(*) Hélio Consolaro
No meu tempo de professor, eu ficava com a antena ligada para conhecer livros que influenciassem na formação do leitor-aluno. Se eu gostasse de um determinado livro, montava um estudo, uma bateria de perguntas e adotava-o. Assim foi com “…E a porteira bateu”, do autor de Botucatu (falecido em 2016 com 93 anos).
Esse livro (e outros do autor) é leitura propícia para as pessoas do interior paulista, fundão do Estado de São Paulo. Numa forma romanceada, parecendo ficção, mas sendo também isso, mostra ao leitor como o interior foi colonizado. Passou por um processo semelhante a que passa a Amazônia hoje.
O livro mostra como foi construída a estrada de ferro Noroeste do Brasil – NOB. Como um lugarejo chamado Bauru, em 1904, era a ponta de lança na construção da ferrovia. Era, e ainda é, um entroncamento de trilhos.
A leitura mostra a crueldade dos bugreiros, que viviam da matança de índios, expulsando o povo originário para que o branco invadisse, tomasse suas terras.
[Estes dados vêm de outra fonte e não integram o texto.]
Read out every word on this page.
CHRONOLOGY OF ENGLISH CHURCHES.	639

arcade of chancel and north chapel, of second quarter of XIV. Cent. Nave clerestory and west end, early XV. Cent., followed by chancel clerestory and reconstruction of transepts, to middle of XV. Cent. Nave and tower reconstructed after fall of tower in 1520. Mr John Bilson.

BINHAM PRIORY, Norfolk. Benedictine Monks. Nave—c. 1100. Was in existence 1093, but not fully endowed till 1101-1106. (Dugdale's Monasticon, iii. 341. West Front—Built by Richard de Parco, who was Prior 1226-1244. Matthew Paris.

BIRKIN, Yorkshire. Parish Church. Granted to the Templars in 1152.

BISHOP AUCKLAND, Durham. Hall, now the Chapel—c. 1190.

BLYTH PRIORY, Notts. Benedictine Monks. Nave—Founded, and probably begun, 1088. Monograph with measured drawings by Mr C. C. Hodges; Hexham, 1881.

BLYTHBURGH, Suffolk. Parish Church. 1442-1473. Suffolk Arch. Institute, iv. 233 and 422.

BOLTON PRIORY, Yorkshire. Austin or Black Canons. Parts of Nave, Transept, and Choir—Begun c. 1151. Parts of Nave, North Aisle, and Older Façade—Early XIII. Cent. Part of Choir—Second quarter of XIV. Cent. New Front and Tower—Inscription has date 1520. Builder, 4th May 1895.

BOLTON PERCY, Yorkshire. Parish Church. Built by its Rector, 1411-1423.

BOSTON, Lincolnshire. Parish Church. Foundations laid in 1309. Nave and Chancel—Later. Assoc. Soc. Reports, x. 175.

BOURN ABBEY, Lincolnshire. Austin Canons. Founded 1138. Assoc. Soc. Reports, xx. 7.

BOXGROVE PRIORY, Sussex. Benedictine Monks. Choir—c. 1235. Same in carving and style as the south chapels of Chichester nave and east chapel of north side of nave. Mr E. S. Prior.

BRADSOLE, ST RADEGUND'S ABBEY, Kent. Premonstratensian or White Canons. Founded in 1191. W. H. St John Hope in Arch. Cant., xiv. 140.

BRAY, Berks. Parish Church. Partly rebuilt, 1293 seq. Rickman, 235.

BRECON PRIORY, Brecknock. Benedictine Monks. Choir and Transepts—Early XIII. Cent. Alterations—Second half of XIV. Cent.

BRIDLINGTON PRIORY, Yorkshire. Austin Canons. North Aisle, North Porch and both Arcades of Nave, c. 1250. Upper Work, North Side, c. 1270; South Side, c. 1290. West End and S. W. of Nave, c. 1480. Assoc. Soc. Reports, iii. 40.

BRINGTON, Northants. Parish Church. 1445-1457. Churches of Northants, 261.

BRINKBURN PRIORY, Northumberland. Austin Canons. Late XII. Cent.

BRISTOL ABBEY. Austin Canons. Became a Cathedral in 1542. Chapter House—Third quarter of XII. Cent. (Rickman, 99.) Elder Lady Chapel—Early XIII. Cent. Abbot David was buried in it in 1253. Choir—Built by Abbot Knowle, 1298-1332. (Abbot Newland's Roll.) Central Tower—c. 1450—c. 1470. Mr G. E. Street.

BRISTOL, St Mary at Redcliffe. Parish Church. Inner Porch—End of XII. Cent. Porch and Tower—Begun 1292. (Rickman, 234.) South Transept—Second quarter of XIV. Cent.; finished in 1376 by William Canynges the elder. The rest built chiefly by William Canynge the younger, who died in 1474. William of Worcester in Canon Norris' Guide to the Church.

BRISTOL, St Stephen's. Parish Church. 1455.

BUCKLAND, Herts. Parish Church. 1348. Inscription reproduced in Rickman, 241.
Na época, um homem não armado era um afeminado, um boiola.
Como Francisco Marins, apesar de ser um literato militante, pertencente à Academia Paulista de Letras, com livros traduzidos e várias línguas, escritor também da literatura infantojuvenil (Coleção Vagalume – Editor Ática – publicou alguns deles), nunca foi objeto de estudo nas universidades, por isso não se encontra estudo sobre suas obras. Foi esquecido pela intelectualidade.
Trata-se de um romance histórico. O livro é narrado em terceira pessoa, dividido em 17 partes, publicado em 1968. A edição da antiga Ática, 1986, havia ilustração de Antônio do Amaral Rocha, 270 páginas. Preço a partir de R$10,00. Atualmente, há edições de outras editoras.
Há personagens baseados na realidade do sertão, outras são reais, como também as ficcionais. Pelo nome excêntrico, Indaiá Coivara, arrisco a dizer que ele é ficcional e funciona como alterego do autor, pois apresenta visão mais moderadas do sertão paulista.
A tribo Caingangue é dizimada para que desocupassem as terras para que ela fosse grilada, tomada pelos bugreiros que estavam a serviço da especulação fundiária. A abertura da floresta para que a estrada avance também é uma forma de expulsar o povo originário. Nesse contexto hostil, ainda havia gente, fazendeiros ou não, que considerava o índio como o verdadeiro dono das terras. Marechal Cândido Rondon é um personagem histórico que percorre o sertão de Avanhandava e do Rio Feio (Aguapeí). Era pacificador, seu lema principal era “Morrer se preciso for, matar nunca!
Pelo livro, percebe-se porque os ferroviários contratados eram quase todos negros. Tratavam-se de ex-escravos libertados em 1888, que após o término das obras, os sobreviventes foram contratados como funcionários da companhia.
Também li “Gambé”, do escritor penapolense Fred Di Giacomo Rocha, Companhia das Letras, que faz um recorte da colonização do Oeste Paulista, focalizando a captura (ou volante) comandada por Tenente Galinha. Era um pária da Força Pública do Estado de São Paulo que foi expulso da corporação por várias vezes, mas era recontratado para fazer a limpeza, combatendo ladrões de cavalos e outros meliantes. Uma espécie de milícia atual. Não interessava ao governo processos judiciais, a ordem era matar.
Tenente Galinha aparece também no livro “…E a porteira bateu!”, mas Gambé traz numa linguagem mais moderna a captura por dentro, o drama de seus componentes, narrando o seu caráter violento. Preço a partir de R$25,00.
Nossos escritores trazem a história da região em detalhes, transformando a vida na colonização num drama que foi vivido por uma época que matar era fácil, atirava-se no outro apenas para ver de que lado ia cair. Duas leituras recomendáveis.